Fashion designer Maria Grazia Chiuri, 53, who in 2016 became the first woman to serve as creative director for Dior, has revealed that she “didn’t really discover feminism” until she was “about 48.” Chiuri, who credits her awakening to her daughter, Raquele, made waves across the fashion world after she emblazoned We Should All Be Feminists, the title of Chimamanda Ngochi Adichie’s famous book, onto t-shirts at her first Dior show.
“I was brought up to think a woman could do anything she wanted. That was pre-Berlusconi. It was downhill for Italian women once he came into power. Total objectification,” said Chiuri. “For all those years I worked at Fendi, it never occurred to me to be vocal. It was such an amazing company — and entirely run by the five Fendi sisters.
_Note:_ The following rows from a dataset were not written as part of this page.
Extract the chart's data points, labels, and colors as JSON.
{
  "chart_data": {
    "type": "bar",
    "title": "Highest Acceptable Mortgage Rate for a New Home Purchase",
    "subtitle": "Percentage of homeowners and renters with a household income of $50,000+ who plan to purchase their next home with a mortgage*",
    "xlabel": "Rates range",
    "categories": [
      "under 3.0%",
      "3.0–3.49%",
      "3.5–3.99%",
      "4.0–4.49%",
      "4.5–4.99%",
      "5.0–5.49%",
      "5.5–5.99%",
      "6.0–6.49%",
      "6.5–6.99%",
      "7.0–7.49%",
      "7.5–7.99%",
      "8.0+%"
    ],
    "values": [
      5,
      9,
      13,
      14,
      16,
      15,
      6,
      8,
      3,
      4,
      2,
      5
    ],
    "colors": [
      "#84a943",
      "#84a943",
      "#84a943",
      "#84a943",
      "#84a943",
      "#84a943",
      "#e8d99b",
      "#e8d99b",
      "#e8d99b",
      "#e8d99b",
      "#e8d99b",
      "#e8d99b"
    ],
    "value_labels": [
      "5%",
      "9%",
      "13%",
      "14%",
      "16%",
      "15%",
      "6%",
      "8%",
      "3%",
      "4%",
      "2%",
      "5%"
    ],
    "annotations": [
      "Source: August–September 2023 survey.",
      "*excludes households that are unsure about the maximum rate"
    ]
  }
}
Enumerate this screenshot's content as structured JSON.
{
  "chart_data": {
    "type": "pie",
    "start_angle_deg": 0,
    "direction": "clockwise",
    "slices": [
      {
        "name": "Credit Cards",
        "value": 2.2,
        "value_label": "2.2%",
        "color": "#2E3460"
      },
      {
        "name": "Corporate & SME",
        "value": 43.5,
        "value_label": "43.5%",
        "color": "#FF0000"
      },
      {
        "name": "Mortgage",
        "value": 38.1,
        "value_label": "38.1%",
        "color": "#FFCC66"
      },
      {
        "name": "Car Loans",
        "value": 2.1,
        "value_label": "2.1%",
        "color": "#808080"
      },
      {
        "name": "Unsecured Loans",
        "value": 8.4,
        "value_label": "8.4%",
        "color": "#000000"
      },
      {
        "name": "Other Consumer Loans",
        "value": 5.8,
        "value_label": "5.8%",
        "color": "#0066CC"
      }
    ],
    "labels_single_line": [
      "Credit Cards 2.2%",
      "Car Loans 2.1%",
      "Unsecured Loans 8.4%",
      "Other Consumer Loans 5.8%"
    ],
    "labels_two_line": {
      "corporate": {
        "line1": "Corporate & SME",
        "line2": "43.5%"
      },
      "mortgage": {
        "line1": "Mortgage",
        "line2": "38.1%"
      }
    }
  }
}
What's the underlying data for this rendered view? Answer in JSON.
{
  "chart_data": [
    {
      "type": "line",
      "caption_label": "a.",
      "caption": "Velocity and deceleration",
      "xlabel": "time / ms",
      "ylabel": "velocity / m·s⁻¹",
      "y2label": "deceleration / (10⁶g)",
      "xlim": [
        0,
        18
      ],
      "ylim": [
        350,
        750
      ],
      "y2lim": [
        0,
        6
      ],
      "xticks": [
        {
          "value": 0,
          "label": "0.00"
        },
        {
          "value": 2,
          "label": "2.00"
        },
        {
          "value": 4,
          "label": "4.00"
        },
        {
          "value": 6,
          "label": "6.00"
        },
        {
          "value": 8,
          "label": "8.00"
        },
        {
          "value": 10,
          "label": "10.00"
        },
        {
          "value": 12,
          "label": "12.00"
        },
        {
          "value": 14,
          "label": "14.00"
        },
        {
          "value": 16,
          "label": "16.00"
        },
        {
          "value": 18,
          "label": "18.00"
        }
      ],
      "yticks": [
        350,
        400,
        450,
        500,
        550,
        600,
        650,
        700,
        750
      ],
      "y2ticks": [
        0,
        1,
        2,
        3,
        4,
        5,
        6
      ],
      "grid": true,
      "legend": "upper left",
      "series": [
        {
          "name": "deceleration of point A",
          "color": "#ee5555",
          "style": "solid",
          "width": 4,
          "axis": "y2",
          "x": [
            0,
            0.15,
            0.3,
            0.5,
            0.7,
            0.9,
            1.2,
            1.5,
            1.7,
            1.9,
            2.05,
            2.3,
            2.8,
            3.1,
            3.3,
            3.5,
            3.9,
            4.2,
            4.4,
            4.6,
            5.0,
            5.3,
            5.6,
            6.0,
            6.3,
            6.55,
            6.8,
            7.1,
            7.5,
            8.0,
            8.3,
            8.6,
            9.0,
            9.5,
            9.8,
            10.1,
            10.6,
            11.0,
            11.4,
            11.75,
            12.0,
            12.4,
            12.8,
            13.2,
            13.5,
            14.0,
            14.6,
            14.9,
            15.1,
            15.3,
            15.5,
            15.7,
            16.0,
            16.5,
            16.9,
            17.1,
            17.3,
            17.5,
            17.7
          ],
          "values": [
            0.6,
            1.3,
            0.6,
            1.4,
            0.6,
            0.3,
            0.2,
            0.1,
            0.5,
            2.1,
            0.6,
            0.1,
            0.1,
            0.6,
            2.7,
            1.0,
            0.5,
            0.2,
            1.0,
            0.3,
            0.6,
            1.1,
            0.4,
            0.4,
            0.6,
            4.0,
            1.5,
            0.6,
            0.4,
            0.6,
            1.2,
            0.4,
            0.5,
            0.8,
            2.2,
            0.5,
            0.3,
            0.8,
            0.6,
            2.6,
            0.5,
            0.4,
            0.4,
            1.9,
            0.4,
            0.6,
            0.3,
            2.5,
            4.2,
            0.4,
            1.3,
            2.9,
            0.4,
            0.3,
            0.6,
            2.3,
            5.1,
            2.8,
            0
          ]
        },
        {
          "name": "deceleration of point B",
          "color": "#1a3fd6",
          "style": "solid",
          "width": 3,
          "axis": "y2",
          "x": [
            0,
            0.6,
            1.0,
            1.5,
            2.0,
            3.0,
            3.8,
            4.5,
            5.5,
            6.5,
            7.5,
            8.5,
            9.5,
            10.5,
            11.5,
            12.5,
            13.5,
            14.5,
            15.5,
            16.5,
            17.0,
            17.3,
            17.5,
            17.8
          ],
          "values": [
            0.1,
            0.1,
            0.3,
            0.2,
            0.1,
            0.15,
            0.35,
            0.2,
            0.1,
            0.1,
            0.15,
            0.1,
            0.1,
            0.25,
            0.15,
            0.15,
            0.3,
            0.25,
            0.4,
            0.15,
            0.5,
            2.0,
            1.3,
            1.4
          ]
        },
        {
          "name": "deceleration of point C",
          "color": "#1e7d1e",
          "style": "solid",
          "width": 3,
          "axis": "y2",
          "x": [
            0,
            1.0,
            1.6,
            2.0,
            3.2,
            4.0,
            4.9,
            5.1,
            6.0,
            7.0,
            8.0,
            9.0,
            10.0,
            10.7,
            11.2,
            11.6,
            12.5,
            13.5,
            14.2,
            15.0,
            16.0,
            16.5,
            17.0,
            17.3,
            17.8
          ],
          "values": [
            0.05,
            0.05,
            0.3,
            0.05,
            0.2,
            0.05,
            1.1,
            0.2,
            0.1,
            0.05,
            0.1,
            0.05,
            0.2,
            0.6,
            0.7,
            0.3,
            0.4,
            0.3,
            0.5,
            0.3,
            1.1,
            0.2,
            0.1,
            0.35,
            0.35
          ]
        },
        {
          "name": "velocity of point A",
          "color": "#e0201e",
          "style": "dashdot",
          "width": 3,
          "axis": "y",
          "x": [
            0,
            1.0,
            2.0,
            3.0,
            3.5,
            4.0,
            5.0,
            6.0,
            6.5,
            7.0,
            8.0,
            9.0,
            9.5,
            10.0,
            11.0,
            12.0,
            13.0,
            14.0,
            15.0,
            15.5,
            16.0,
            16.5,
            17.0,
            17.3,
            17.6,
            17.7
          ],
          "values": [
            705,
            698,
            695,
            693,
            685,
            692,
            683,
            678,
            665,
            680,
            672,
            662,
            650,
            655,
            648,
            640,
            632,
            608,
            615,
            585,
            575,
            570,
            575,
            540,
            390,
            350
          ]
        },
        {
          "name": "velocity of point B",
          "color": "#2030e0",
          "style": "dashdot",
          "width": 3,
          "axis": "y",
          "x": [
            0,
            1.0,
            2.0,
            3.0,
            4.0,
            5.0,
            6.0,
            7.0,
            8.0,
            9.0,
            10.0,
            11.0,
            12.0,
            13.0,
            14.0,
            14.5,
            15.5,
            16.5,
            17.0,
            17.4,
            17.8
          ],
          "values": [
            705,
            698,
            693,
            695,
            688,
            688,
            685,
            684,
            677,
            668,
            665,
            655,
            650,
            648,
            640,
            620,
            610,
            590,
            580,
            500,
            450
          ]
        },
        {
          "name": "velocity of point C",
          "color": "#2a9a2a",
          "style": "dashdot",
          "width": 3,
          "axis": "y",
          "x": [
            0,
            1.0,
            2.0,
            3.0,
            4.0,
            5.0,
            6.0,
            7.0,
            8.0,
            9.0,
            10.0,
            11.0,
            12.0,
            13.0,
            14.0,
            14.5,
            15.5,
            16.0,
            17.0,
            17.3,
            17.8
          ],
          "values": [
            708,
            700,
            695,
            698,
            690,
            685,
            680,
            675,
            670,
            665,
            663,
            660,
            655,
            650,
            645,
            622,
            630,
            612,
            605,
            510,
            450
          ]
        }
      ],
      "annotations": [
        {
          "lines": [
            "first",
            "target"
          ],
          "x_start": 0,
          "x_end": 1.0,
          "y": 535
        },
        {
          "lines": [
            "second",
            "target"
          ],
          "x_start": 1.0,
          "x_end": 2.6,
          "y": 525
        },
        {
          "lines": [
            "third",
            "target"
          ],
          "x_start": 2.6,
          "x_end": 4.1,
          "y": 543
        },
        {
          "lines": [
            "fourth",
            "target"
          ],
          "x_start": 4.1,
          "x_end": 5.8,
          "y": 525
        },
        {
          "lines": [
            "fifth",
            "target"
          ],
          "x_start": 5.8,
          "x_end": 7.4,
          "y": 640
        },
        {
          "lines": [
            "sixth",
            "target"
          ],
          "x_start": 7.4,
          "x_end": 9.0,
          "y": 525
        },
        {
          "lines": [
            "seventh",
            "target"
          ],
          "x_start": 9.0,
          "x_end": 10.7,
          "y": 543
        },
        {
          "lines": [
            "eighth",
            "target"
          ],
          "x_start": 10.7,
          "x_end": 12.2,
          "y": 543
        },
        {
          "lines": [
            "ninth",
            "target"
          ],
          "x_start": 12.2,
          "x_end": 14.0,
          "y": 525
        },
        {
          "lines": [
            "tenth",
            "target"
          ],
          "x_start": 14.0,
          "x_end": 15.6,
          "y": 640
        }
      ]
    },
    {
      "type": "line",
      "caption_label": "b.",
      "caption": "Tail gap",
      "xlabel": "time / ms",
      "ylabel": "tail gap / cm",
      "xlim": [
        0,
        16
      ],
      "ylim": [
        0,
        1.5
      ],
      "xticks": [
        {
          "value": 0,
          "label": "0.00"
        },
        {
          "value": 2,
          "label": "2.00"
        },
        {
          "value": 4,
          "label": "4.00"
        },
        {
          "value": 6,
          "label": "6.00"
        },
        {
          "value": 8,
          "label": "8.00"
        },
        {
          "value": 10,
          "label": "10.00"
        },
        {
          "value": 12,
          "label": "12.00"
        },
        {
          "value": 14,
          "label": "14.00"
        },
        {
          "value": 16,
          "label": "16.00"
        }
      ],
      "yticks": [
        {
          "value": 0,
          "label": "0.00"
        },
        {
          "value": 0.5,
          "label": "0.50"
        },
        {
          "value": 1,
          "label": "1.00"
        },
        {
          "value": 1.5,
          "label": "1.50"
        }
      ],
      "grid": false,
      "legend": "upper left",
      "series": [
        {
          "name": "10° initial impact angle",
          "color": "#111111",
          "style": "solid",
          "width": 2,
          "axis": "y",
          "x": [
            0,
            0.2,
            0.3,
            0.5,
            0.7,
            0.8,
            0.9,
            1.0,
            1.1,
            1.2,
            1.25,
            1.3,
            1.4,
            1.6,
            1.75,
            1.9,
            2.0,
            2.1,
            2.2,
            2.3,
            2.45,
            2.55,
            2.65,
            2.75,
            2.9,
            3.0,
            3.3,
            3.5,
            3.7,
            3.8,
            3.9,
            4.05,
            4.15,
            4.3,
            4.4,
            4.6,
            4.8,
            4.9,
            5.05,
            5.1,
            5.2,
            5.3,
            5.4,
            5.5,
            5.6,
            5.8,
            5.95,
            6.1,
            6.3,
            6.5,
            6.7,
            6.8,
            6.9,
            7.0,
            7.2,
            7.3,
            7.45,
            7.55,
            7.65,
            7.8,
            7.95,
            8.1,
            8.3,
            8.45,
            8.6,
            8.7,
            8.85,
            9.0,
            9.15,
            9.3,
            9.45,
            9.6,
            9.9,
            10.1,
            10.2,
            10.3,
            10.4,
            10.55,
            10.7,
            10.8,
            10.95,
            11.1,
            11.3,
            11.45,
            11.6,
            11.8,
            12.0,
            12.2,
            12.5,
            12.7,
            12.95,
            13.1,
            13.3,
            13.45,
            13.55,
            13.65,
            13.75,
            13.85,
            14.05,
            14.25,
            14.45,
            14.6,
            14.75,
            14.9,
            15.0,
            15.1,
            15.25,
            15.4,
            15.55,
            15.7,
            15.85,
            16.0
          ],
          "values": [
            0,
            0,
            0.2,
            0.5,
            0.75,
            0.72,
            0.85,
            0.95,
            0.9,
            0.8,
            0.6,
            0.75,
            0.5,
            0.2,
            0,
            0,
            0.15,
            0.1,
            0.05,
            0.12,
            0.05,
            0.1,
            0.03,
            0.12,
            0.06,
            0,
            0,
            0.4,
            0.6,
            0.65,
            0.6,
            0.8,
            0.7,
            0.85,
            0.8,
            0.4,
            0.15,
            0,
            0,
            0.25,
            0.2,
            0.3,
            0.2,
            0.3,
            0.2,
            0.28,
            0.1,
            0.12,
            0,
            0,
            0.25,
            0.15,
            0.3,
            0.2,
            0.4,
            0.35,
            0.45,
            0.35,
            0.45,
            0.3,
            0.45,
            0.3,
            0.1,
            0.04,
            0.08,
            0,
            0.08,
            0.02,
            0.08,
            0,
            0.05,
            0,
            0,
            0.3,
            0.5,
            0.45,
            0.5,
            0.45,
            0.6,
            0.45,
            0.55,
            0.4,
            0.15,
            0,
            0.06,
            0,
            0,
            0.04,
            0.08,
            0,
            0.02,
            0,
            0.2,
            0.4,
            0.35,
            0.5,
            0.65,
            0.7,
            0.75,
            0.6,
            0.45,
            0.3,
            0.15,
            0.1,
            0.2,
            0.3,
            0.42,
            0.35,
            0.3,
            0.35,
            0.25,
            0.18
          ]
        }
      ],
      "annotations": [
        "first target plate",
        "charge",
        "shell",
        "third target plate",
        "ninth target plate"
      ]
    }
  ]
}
There didn’t seem any need to shout about feminism. I guess I had got very complacent, like a lot of my generation.”
“We’re so conditioned to think the most important thing is to please others, that we don’t always put ourselves forward,” she added. “You have to keep challenging your thinking. That’s the only way to change anything.”
Following her feminist awakening, Chiuri said she was further impacted by Trump’s election, and then the still ongoing #MeToo movement. In September 2017, she began rolling out another line of T-shirts — this time featuring the title to Linda Nochlin’s seminal 1971 essay, “Why Are There No Great Women Artists?” And while some critics have accused her of trying to profit off of a rising women’s movement, Chiuri says that “the message is more important than the label.”
“Honestly, this was not about making money,” she said. “Getting Sidney Toledano (Dior’s CEO) to agree to doing a T-shirt wasn’t easy. ‘Dior is not a T-shirt brand,’ I was told. All the profits have gone to charity.”